The supermarket giant has been accused of over-policing how people scan their groceries at self-serve checkouts.

Coles has apologised to a shopper after they were apparently told there was a new specific way products must be bagged at self-serve checkouts, with the customer branding the retailer's control over how people shop "completely out of hand".

The shopper's experience isn't the first time somebody's claimed that Coles has monitored the way in which they scan their products, with Yahoo News earlier reporting on the topic earlier in 2024. This time around, the customer's experience has reignited the conversation once again, with theories flowing over why people are seemingly being made to bag their groceries in a certain way.

A Coles self-serve checkout amid claims there's new bagging protocols in place.
A Coles customer has claimed they were intercepted by a staff member mid-bagging and told they must scan their bulky items first. Source: Getty

Shopper claims monitoring of self-serve checkouts 'out of hand'

"Went through Coles Waterloo (in Sydney) for the thousandth time with a basket of groceries and two 24-packs of Pepsi Max," the customer began. "This isn't an unusual shop for me — the soft drink was on special and the girlfriend is a Pepsi Max fiend.

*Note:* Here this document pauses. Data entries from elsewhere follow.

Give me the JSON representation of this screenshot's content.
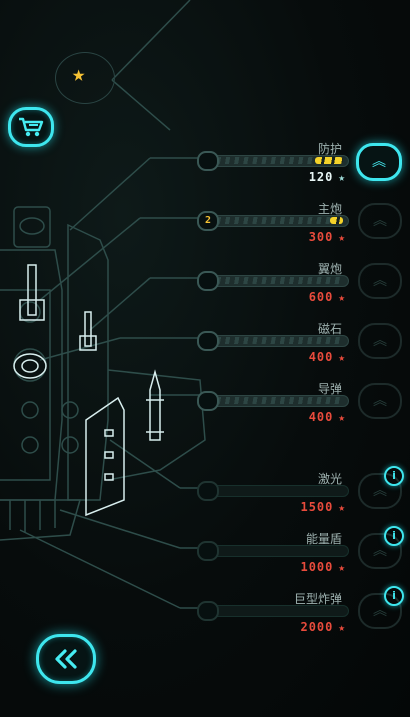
{
  "icons": {
    "star": "star-icon",
    "cart": "shopping-cart-icon",
    "back": "double-chevron-left-icon",
    "upgrade": "double-chevron-up-icon",
    "info": "info-icon",
    "coin_star": "star-icon"
  },
  "colors": {
    "accent": "#3ee6ee",
    "gold": "#f6c234",
    "cost_red": "#e84b3c",
    "bar_fill": "#f4d22a"
  },
  "glyphs": {
    "star": "★",
    "up": "︽",
    "info": "i"
  },
  "upgrades": [
    {
      "label": "防护",
      "level": "",
      "cost": "120",
      "fill_fraction": 0.22,
      "unlocked": true,
      "upgrade_active": true,
      "has_info": false
    },
    {
      "label": "主炮",
      "level": "2",
      "cost": "300",
      "fill_fraction": 0.1,
      "unlocked": true,
      "upgrade_active": false,
      "has_info": false
    },
    {
      "label": "翼炮",
      "level": "",
      "cost": "600",
      "fill_fraction": 0,
      "unlocked": true,
      "upgrade_active": false,
      "has_info": false
    },
    {
      "label": "磁石",
      "level": "",
      "cost": "400",
      "fill_fraction": 0,
      "unlocked": true,
      "upgrade_active": false,
      "has_info": false
    },
    {
      "label": "导弹",
      "level": "",
      "cost": "400",
      "fill_fraction": 0,
      "unlocked": true,
      "upgrade_active": false,
      "has_info": false
    },
    {
      "label": "激光",
      "level": "",
      "cost": "1500",
      "fill_fraction": 0,
      "unlocked": false,
      "upgrade_active": false,
      "has_info": true
    },
    {
      "label": "能量盾",
      "level": "",
      "cost": "1000",
      "fill_fraction": 0,
      "unlocked": false,
      "upgrade_active": false,
      "has_info": true
    },
    {
      "label": "巨型炸弹",
      "level": "",
      "cost": "2000",
      "fill_fraction": 0,
      "unlocked": false,
      "upgrade_active": false,
      "has_info": true
    }
  ]
}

"I started scanning the way I always do: Bag the loose groceries first, since the Coles self-serve checkouts tend to chuck a fit if you add your own BYO bag midway through a purchase. I'm a few items in when the assistant swoops in and informs me that I'm self-serving the wrong way."

The said they were then told by the employee "the drinks needed to be scanned first" — then the staffer "proceeded to swipe her card and void the groceries I had already scanned myself".

An Aussie Coles shopper on TikTok.
Earlier this year an Aussie woman made a similar claim, taking to social media to explain how she was told by Coles staff to bag her bulky items first. Source: TikTok

"Then [they] said I needed to enter the two Pepsi Max cartons," the customer continued.

"'Fine,' I thought and picked up the first carton to put over the scanner. 'No,' she says and forces my hand down, 'let me enter them for you'. She then proceeded to painstakingly enter my drinks, one by one, through the manual menu."

The customer said that on the way out they "asked the supervisor if that was standard policy". "Apparently yes, it was. 'You must scan the big items first,' she said. 'That's the way Coles says you have to do it now'," they said.

"Forcing us to use self-serve checkouts by taking staff off the regular checkout was one thing. Installing those ridiculous automatic exit gates was another. But now we can't even scan our own groceries in the order we want at the self-serve checkout?! This has gotten completely out of hand."

A Coles self-serve checkout with anti-theft gates amid claims there's new bagging protocols in place.
Coles has unveiled a raft of anti-theft measures in recent times, including these gates. Source: Reddit

Speaking to Yahoo News Australia, a Coles spokesperson said staff are encouraged to help shoppers process and scan bulky items first.

With regard to the claim about the employee at the Waterloo store, the spokesperson said staff should not be voiding what has been put through by a customer, if they’ve already started. The spokesperson issued an apology to the customer for the experience. They did not address the claim that a new system was in place requiring bulky items be scanned first.